At the ground level, the main measurement site included: a high-sensitivity X-band Doppler spectral profiler, a K-band Doppler spectral profiler, a dual-polarization W-band Doppler spectral zenith profiler complemented with an 89 GHz radiometer, an additional W-band profiler and a scanning system composed of a W-band radar and a 808 nm micro-pulse lidar. A multi-angle snowflake camera (MASC) was also deployed about 500 m from this main site, together with a 3D sonic anemometer. In a secondary site, an X-band polarimetric radar deployed about 5 km away performed 5-minute scanning cycles with RHI (Range-Height-Indicator) scans in the direction of the main instrumental suite.
The synoptic situation during the campaign was dominated by a succession of lows over North-Western Europe, which maintained mostly dynamic and wet conditions over Switzerland.
Between January 23 and January 27, the weather was cold enough to bring snowfall at ground level, while the last days of January were characterized by warmer temperatures with rainfall at ground level and a melting layer around 1500 to 2000 m amsl. 140 mm of total precipitation were recorded during this period and about 120 hours of precipitation of which 70 hours with snowfall at the ground level at the main site.

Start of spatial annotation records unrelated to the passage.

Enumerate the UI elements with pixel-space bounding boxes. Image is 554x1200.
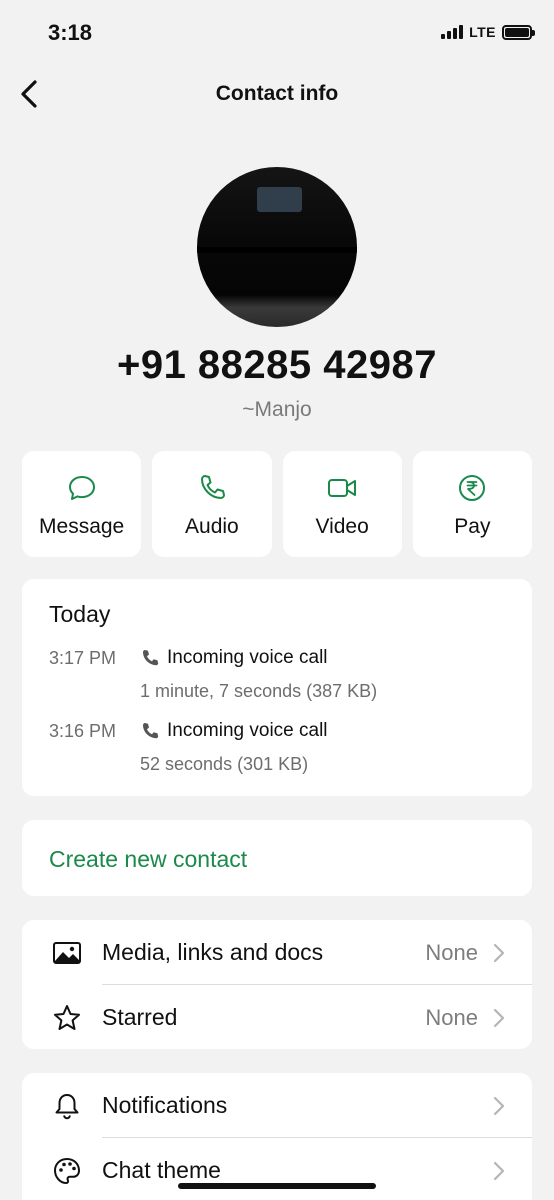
message-icon [68, 476, 95, 500]
audio-call-button[interactable]: Audio [152, 451, 272, 557]
settings-card: Notifications Chat theme [22, 1073, 532, 1200]
call-detail: 52 seconds (301 KB) [140, 754, 309, 774]
phone-icon [143, 650, 159, 666]
media-links-docs-value: None [425, 940, 478, 965]
message-label: Message [39, 515, 125, 538]
chevron-right-icon [493, 1161, 505, 1181]
chevron-right-icon [493, 1008, 505, 1028]
contact-phone-number: +91 88285 42987 [116, 343, 438, 387]
media-links-docs-row[interactable]: Media, links and docs None [22, 920, 532, 985]
status-time: 3:18 [48, 20, 93, 45]
chat-theme-label: Chat theme [102, 1157, 221, 1183]
starred-row[interactable]: Starred None [22, 985, 532, 1050]
page-title: Contact info [215, 82, 339, 105]
call-title: Incoming voice call [167, 720, 328, 741]
media-starred-card: Media, links and docs None Starred None [22, 920, 532, 1049]
call-title: Incoming voice call [167, 647, 328, 668]
network-type: LTE [469, 24, 496, 40]
notifications-row[interactable]: Notifications [22, 1073, 532, 1138]
rupee-icon [459, 475, 486, 501]
video-call-button[interactable]: Video [282, 451, 402, 557]
chat-theme-row[interactable]: Chat theme [22, 1138, 532, 1200]
call-time: 3:17 PM [49, 648, 117, 668]
call-history-header: Today [49, 601, 111, 627]
notifications-label: Notifications [102, 1092, 228, 1118]
video-label: Video [315, 515, 369, 538]
chevron-right-icon [493, 943, 505, 963]
contact-avatar[interactable] [197, 167, 357, 327]
starred-value: None [425, 1005, 478, 1030]
create-contact-label: Create new contact [49, 846, 248, 872]
pay-button[interactable]: Pay [412, 451, 532, 557]
bell-icon [55, 1094, 79, 1120]
starred-label: Starred [102, 1004, 178, 1030]
home-indicator[interactable] [178, 1183, 376, 1189]
create-contact-button[interactable]: Create new contact [22, 820, 532, 896]
status-bar: 3:18 LTE [0, 0, 554, 66]
video-icon [328, 479, 357, 497]
message-button[interactable]: Message [22, 451, 142, 557]
nav-bar: Contact info [0, 66, 554, 122]
media-links-docs-label: Media, links and docs [102, 939, 324, 965]
battery-icon [502, 24, 535, 40]
system-indicators: LTE [441, 24, 535, 40]
phone-icon [143, 723, 159, 739]
call-time: 3:16 PM [49, 721, 117, 741]
contact-alias: ~Manjo [242, 398, 312, 421]
audio-label: Audio [185, 515, 239, 538]
star-icon [54, 1005, 80, 1030]
palette-icon [54, 1158, 80, 1184]
image-icon [53, 942, 81, 964]
call-detail: 1 minute, 7 seconds (387 KB) [140, 681, 378, 701]
chevron-right-icon [493, 1096, 505, 1116]
action-buttons: Message Audio Video Pay [22, 451, 532, 557]
pay-label: Pay [454, 515, 491, 538]
call-history-card: Today 3:17 PM Incoming voice call 1 minu… [22, 579, 532, 796]
phone-icon [200, 475, 225, 499]
signal-icon [441, 25, 464, 39]
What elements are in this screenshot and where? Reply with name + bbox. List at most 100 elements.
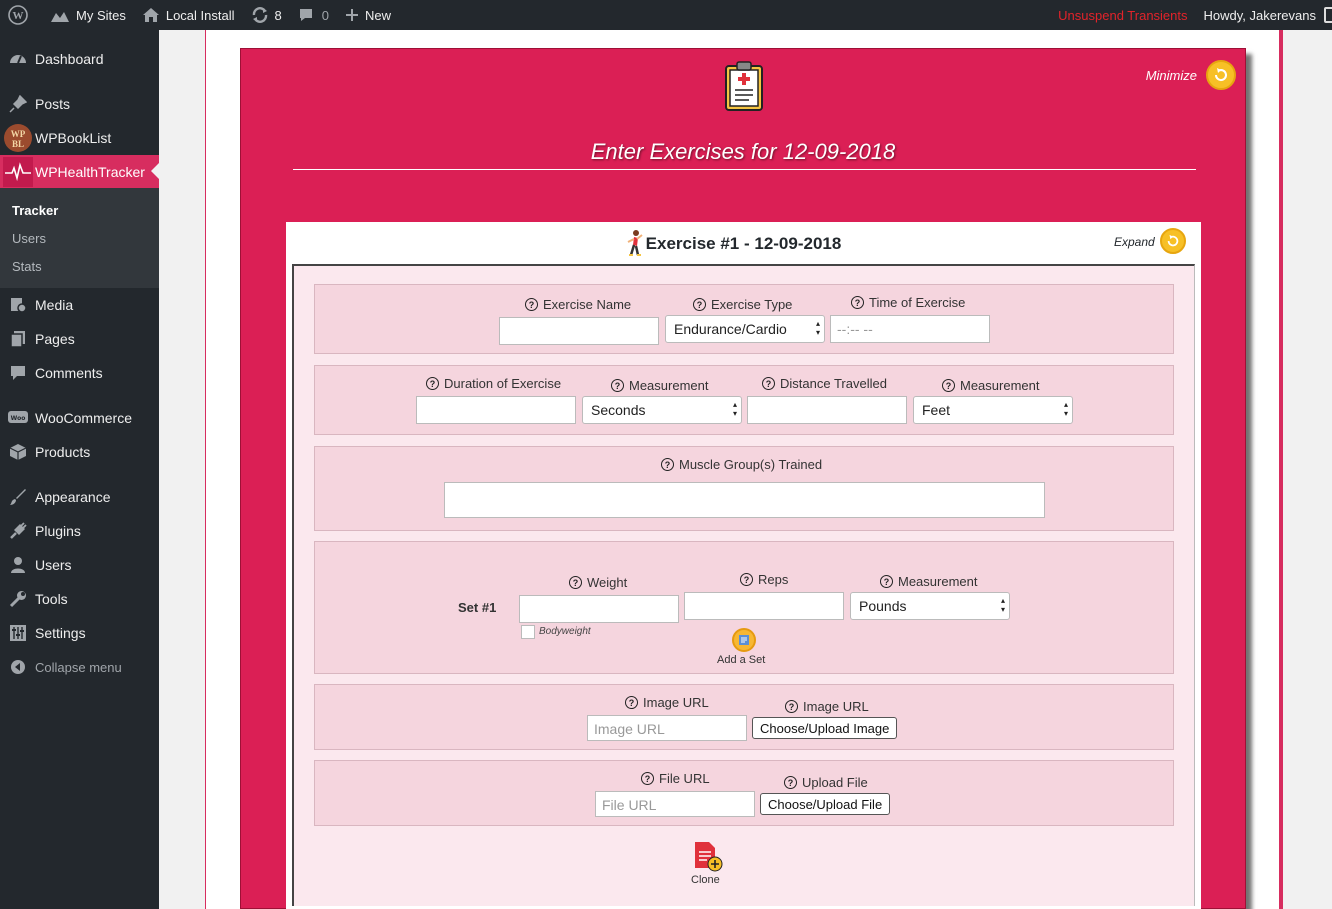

The campaign showed its full potential during five multi-hourly flights during which precipitation was monitored from cloud to ground. The originality of this campaign resides in the targeted specific temperature range for snowfall and in the synchronization between the ground-based remote sensing and the aircraft trajectories designed to maximize the collection of in-situ observations within the column above the radar systems. In spite of its relatively short duration, the ICE GENESIS campaign provides a rich dataset (publicly available at the portal https://ice-genesis.aeris-data.fr/catalogue/), with detailed in-situ information on cloud and precipitation microphysics at various temperatures and down to ground level, collocated with multi-frequency radar observations including high-resolution Doppler spectra. The set-up is therefore ideal to find evidence of microphysical signatures of many processes affecting precipitation and the composition of the hydrometeor populations in given observation volumes. The ICE GENESIS dataset opens up possibilities for new or improved radar-based retrievals of snowfall microphysical properties and process-oriented studies, that can be validated with in-situ observations. The data also offers opportunities in the field of numerical weather prediction, for example for the improvement and validation of microphysical schemes in meteorological models, through the comparison of model outputs with in-situ measurements or radar retrievals in a region of complex orography.